BY Anthony DamiaoPublished Jun 15, 2016

8
Exclaim! is reviewing every standup comedy special currently available on Netflix Canada, including this one. You can find a complete list of reviews so far here.
 
 
Wyatt Cenac's 2014 Netflix special Brooklyn is a uniquely honest hour of poignantly intelligent comedy. The recording was originally intended for the purposes of a vinyl record release, with some cameras filming his set just in case the footage came in handy later on. Slap in a few scenes in post-production with puppets acting out Cenac's more outrageous stories and you've got yourself a brilliant hour of comedy.
 
As a former writer and correspondent for the Daily Show as well as King of the Hill, Cenac's stand-up material is — as one might imagine — a little more on the cerebral and understated side than most. Even the venue he picked is understated — a small, intimate basement with walls resembling a subterranean roadside family restaurant. He spends much of the performance speaking to his feet, which seems to suit Cenac strangely well. He doesn't come across as nervous or aloof, glancing up at the audience just enough to keep them feeling involved. He can't seem to help but come off as thoughtful, which — aside from being wildly funny — is the salient point of Cenac's Brooklyn.
 
Brooklyn is a special revolving around the city where Wyatt Cenac grew up. His shock and his misgivings for how Brooklyn has changed in the past 20 years offer plenty of brilliant source material for political, racial and observational humour. The contrast between Brooklyn as he remembers it and the problems he has with the gentrification taking place today offers a ton of particularly funny material.
 
Cenac gets darkly personal at one point during his set. When discussing the loss of his father — when Cenac was very young — he manages to stay funny while offering some very touching and thought-provoking insight into grief and the self-reflection that accompanies it.
 
The one problem with this special is that Cenac gives his audience a whole lot to digest and think about in a relatively short part of his set, and it can be difficult once absorbing the more sobering nature of his father's story to slide back into the flow of his performance as quickly as Cenac does.

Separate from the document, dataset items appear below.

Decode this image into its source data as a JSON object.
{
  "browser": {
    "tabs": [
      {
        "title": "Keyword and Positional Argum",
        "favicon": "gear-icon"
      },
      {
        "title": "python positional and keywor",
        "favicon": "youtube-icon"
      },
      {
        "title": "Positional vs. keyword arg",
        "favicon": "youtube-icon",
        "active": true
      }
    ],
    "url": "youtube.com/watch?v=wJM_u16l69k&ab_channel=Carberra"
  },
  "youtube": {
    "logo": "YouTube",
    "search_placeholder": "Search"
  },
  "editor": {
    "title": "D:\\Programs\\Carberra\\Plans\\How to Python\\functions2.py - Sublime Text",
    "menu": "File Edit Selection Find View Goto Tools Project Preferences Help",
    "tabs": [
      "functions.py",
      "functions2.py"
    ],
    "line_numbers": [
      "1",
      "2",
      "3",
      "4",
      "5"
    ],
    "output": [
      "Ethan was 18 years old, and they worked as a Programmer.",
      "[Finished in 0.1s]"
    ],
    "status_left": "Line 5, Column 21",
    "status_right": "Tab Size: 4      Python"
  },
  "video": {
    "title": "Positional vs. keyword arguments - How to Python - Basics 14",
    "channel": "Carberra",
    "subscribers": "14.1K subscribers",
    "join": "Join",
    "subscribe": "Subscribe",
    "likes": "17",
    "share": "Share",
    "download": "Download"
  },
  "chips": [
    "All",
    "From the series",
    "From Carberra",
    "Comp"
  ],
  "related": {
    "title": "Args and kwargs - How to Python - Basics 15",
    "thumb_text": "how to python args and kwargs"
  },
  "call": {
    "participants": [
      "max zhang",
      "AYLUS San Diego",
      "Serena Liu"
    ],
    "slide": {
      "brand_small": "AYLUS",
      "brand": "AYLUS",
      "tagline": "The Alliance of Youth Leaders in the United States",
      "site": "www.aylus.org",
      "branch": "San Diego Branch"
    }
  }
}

It takes him a few minutes to get the audience back on his level again.
 
Overall Cenac's performance is a brilliant mix of intelligent political humour and hilarious observational insight. While much of his set is focused on rather specific details about Brooklyn, the effect is not alienating for those who haven't experienced it. Most of the things he chooses to focus on about Brooklyn are, if not universal, translatable to most people's understanding of poor neighbourhoods and the gentrification of said spaces. But Wyatt Cenac covers a lot of ground in Brooklyn from city planning to relationships and children in bars, so for those who don't relate or can't picture the sort of universe Wyatt is using as the cornerstone for Brooklyn, not to worry, there's something in Brooklyn for everyone.